Fresh old ideas
By Arnold Malone
Pioneer Columnist

I would rarely write on the same topic two issues in succession. However, in the same week that my last article about technology was published, my wife, Susan, had a phone conversation that caused me to stir this pot one more swirl.

Susan’s conversation was with our special friends in another province. Our friends, a retired couple, had a time-worn TV set in their bedroom. One of those small screen units that had low-quality for sound and image. Their son arrived from another community and brought a gift of a high-definition TV with a larger screen. However, to get the full benefit of this new product, they would need to add a high-definition receiver box.

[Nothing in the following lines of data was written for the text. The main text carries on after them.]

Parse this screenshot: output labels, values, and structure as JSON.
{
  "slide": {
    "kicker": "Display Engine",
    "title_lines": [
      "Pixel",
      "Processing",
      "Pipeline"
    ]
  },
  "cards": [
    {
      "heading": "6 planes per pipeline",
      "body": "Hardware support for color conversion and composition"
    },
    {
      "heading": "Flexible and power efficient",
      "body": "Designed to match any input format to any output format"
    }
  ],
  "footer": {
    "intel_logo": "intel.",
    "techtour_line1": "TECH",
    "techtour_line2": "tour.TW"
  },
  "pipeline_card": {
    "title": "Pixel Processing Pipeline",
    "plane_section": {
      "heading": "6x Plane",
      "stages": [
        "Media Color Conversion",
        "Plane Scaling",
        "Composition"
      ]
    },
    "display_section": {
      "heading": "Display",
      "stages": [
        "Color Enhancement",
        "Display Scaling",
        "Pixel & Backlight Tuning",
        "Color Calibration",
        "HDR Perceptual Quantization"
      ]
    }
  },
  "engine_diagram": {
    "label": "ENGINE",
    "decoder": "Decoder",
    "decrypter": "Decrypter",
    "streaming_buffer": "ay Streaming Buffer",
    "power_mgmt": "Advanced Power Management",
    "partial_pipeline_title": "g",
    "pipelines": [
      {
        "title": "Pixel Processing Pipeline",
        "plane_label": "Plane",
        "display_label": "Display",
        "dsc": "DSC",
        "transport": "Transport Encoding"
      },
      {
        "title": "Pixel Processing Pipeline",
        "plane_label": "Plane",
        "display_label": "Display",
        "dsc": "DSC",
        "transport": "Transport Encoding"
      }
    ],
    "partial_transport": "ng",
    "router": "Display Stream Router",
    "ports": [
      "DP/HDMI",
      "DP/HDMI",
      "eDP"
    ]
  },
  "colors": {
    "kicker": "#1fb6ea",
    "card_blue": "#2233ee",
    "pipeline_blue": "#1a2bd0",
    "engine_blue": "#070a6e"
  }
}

Their son, who has a fine crisp clear speaking voice, placed a call to Bell Canada to order the box. The necessary contact information was provided. Days later, they got an e-mail from Bell Canada indicating a date for installation. The e-mail also indicated that they would be phoned prior to the instalment.

This would have been perfect except that the e-mail also showed that Bell Canada had wrongly recorded their phone number and had the wrong house address. Now, mistakes are an occasional human fact, so it was only a situation to be corrected.

Our friends then attempted to contact Bell Canada. Three attempts to phone Bell Canada were made. The first one took longer than our friends could tolerate. So, they waited with the hope that a different time of day would work better. Their second call didn’t work either. Upon the third attempt, the phone was answered.

Our friends explained to a Bell employee that the work order had the wrong phone number and wrong address. The Bell Canada staff had a stunning response, “I don’t have the authority to change the work order.”

Now, because Bell’s employee can’t make a correction, a worker is going to phone somebody in the wrong house and then plan to install a unit at the wrong address.

Are we to assume that our friends were the first ever to have their contact information recorded incorrectly out of thirty-seven million Canadians? That assumption, while possible, is as probable as myself getting a gold medal in aerial skiing.

Corporations tell us that our calls may be recorded for “Quality control and training purposes.” If Bell Canada ever before recorded contact information incorrectly, then why wasn’t there some training or attempt at quality control? Irrationally, why was there an employee who can’t correct a false work order?

The Bell employee said he “Would put a note on the file.” Our friends live on a short street. So, they readily spotted a Bell Canada truck at the wrong address. They informed the installer of the error and happily received excellent service from an independent contractor. The installers told our friends, “We never receive any direction except the original work order.” The “I will put a note on the file” comment was a kiss-off. What happened to, “Your call is important to us?”

We citizens must demand better. We need a human approach to communication with the giant outlets. Otherwise, forever we will be subject to corporate advantage through citizen insult. I am not against large companies; in fact, they offer many advantages. What bothers me is their insensitive procedures that serve only their corporate interests. Being big isn’t the problem it is their failure of respect for the very people who allowed them to become big in the first place. Customers should be treated with great respect. After all, the customer is the only reason that any business exists.

Arnold Malone served as MP for Alberta’s Battle River and Crowfoot ridings from 1974 through 1993. He retired to Invermere in 2007.